Homozygous deletion of mouse homolog of p16/CDKN2 gene on chromosome 4 in mouse liver epithelial cells in culture.

Abstract

The culture of hepatocytes isolated from C3H mouse liver results in the spontaneous development of colonies of liver epithelial cells that possess some features of the hepatocytes. These liver epithelial cells frequently have a loss of chromosome 4, and become neoplasms which are hepatocellular carcinomas by transfection with the activated c-Ha-ras gene. The suppression of malignant phenotypes by mouse chromosome 4 has already been shown by fusion between normal and malignant mouse cells. We established a total of six liver epithelial cell lines from C3H mice in order to investigate the presence of a tumor suppressor gene(s) on chromosome 4 in mouse hepatocarcinogenesis, and performed an allelotype analysis in seven microsatellites on chromosome 4 by the comparative multiplex PCR method. The result of analysis revealed that three of the six liver epithelial cells had allelic imbalances in four microsatellite loci, especially, two liver epithelial cell lines showed homozygous deletion in the D4MIT77 locus.
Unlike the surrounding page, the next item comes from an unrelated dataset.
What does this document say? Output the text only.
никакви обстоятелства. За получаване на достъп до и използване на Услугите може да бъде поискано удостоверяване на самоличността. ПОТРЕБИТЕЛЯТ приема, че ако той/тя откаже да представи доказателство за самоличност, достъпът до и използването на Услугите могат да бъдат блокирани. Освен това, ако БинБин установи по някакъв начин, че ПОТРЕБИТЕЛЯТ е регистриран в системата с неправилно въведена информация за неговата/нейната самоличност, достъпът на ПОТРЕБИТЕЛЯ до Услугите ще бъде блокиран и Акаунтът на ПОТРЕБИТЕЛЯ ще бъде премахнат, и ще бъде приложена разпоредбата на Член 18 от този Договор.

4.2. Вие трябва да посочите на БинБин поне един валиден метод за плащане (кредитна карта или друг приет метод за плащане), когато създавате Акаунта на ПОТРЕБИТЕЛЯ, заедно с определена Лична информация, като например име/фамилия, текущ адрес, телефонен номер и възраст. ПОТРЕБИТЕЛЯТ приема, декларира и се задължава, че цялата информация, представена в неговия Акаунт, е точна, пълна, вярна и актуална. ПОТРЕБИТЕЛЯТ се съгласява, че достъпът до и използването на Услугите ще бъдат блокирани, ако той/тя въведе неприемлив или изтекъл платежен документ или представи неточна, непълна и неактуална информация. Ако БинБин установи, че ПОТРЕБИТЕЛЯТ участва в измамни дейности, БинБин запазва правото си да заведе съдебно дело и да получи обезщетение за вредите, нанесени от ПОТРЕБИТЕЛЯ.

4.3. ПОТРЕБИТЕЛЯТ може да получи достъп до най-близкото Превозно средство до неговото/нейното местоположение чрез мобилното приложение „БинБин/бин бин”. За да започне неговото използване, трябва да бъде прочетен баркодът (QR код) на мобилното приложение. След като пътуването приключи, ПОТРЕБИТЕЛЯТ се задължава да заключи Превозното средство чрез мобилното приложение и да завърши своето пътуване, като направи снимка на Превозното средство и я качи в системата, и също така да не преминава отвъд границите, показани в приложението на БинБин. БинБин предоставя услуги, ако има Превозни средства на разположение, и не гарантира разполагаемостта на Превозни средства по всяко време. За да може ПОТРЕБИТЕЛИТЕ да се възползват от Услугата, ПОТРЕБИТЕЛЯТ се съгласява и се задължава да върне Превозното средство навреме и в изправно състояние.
Then, we investigated the status of the mouse homolog of p16/CDKN2 gene (mouse p16) on chromosome 4 by the comparative multiplex PCR method, and detected the homozygous deletion in two liver epithelial cell lines. Our result thus supports the theory that alterations of tumor suppressor gene(s) located on chromosome 4 may play a role in mouse hepatocarcinogenesis. Mouse p16, which is an inhibitor of cyclin dependent kinase 4, may suppress the cancer development in mouse hepatocarcinogenesis, or suppress liver cell immortalization.